Para a YDUQS, o Morgan Stanley manteve recomendação de venda e reduziu o preço-alvo de R$ 11 para R$ 10. O banco destaca que a avaliação descontada e a pressão compradora dos controladores criam um piso para a ação, mas a companhia pode continuar sendo usada como fonte de recursos em operações relativas, devido à ausência de catalisadores de curto prazo, mesmo com posição vendida em cerca de 20% do free float.

O cumprimento do guidance de fluxo de caixa livre de R$ 520 milhões a R$ 620 milhões em 2026 pode depender de postergações não recorrentes de capital de giro e investimentos (CAPEX). Os desembolsos com contingências trabalhistas devem continuar elevados, e o banco não descarta nova rodada de demissões no quarto trimestre de 2026.

No múltiplo P/L não ajustado, a YDUQS negocia a 5,5 vezes o lucro estimado para 2027, acima dos pares, o que sustenta a recomendação de venda.

Impactos regulatórios e o que esperar do setor

De forma geral, o Morgan Stanley prevê queda nas matrículas, crescimento moderado da receita e pouca oportunidade de expansão de margens no segundo trimestre de 2026. A manutenção dos juros elevados por mais tempo reduz o principal potencial de crescimento dos lucros esperado no início do ano.

Após os efeitos regulatórios comerciais no primeiro semestre de 2026, especialmente as restrições a cursos como EAD e enfermagem híbrida, o banco mantém visão cautelosa sobre os impactos regulatórios acadêmicos a partir do segundo semestre de 2027. Essas mudanças devem elevar custos e pressionar a rentabilidade do setor. Repassar esses custos via aumento de preços será difícil diante da elevada competição, e eventuais reajustes podem ser compensados por queda no volume de alunos, devido à alta elasticidade da demanda.

Como a implementação dessas regras ainda tem horizonte longo e detalhes pouco claros, tanto o mercado quanto as próprias empresas podem subestimar o tamanho do impacto.

O que isso significa para o investidor?

Para quem investe em educação, o relatório mostra um setor em transição. As ações mais expostas a EAD e híbrido, como Vitru, enfrentam risco regulatório direto.
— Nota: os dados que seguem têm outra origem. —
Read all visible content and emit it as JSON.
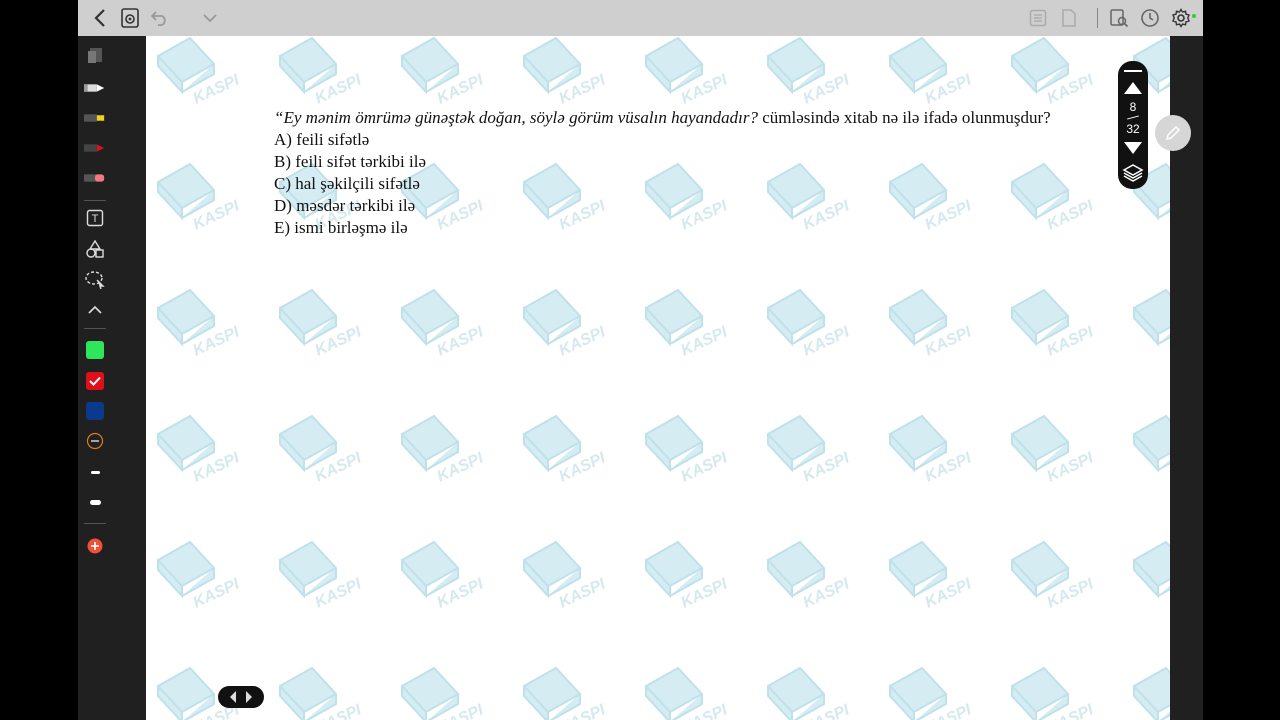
{
  "app": {
    "topbar_left_icons": [
      "back-chevron-icon",
      "document-settings-icon",
      "undo-icon",
      "dropdown-chevron-icon"
    ],
    "topbar_right_icons": [
      "outline-icon",
      "page-icon",
      "search-document-icon",
      "history-clock-icon",
      "settings-gear-icon"
    ],
    "status_dot_color": "#2ecc40"
  },
  "sidebar": {
    "tools": [
      "eraser-tool-icon",
      "pen-tool-icon",
      "highlighter-yellow-icon",
      "pen-red-icon",
      "eraser-pink-icon",
      "text-tool-icon",
      "shapes-tool-icon",
      "lasso-select-icon",
      "collapse-chevron-icon"
    ],
    "colors": [
      {
        "name": "green",
        "hex": "#2ee65c",
        "selected": false
      },
      {
        "name": "red",
        "hex": "#e0101a",
        "selected": true
      },
      {
        "name": "navy",
        "hex": "#0a3a8c",
        "selected": false
      }
    ],
    "stroke_sizes": [
      "thin",
      "medium",
      "thick"
    ]
  },
  "document": {
    "watermark_text": "KASPI",
    "question": {
      "stem_italic": "“Ey mənim ömrümə günəştək doğan, söylə görüm vüsalın hayandadır?",
      "stem_rest": " cümləsində xitab nə ilə ifadə olunmuşdur?",
      "options": [
        "A) feili sifətlə",
        "B) feili sifət tərkibi ilə",
        "C) hal şəkilçili sifətlə",
        "D) məsdər tərkibi ilə",
        "E) ismi birləşmə ilə"
      ]
    }
  },
  "pager": {
    "current_page": "8",
    "total_pages": "32"
  }
}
Já companhias com crescimento acima dos pares, como Cogna, podem oferecer oportunidades, mas com volatilidade.

A recomendação de venda para YDUQS e Cruzeiro do Sul indica cautela com nomes que dependem de matrículas e fluxo de caixa em um cenário de juros altos e regras mais rígidas. como investir em ações de educação impacto dos juros altos na bolsa

Perguntas Frequentes

Por que a Cruzeiro do Sul caiu hoje?

A ação caiu 3,96% após o Morgan Stanley rebaixar a recomendação de compra para venda e cortar o preço-alvo de R$ 7 para R$ 5, citando valuation e frustração com novas matrículas.

Qual o novo preço-alvo da Cogna?

O Morgan Stanley elevou o preço-alvo da Cogna de R$ 3,50 para R$ 3,60, com recomendação de compra, estimando crescimento de 10% na receita em 2026.

O que significa o duplo rebaixamento da Cruzeiro do Sul?

O duplo rebaixamento envolve a mudança de recomendação de compra para venda e a redução do preço-alvo, indicando expectativa de desempenho fraco no curto prazo.

Como as mudanças regulatórias afetam o setor de educação?

As restrições a cursos EAD e híbridos, a partir do segundo semestre de 2027, devem elevar custos e pressionar a rentabilidade, com dificuldade de repasse de preços.

Qual a recomendação para YDUQS?

O Morgan Stanley manteve recomendação de venda para YDUQS, com preço-alvo reduzido de R$ 11 para R$ 10, citando múltiplo acima dos pares e riscos de fluxo de caixa.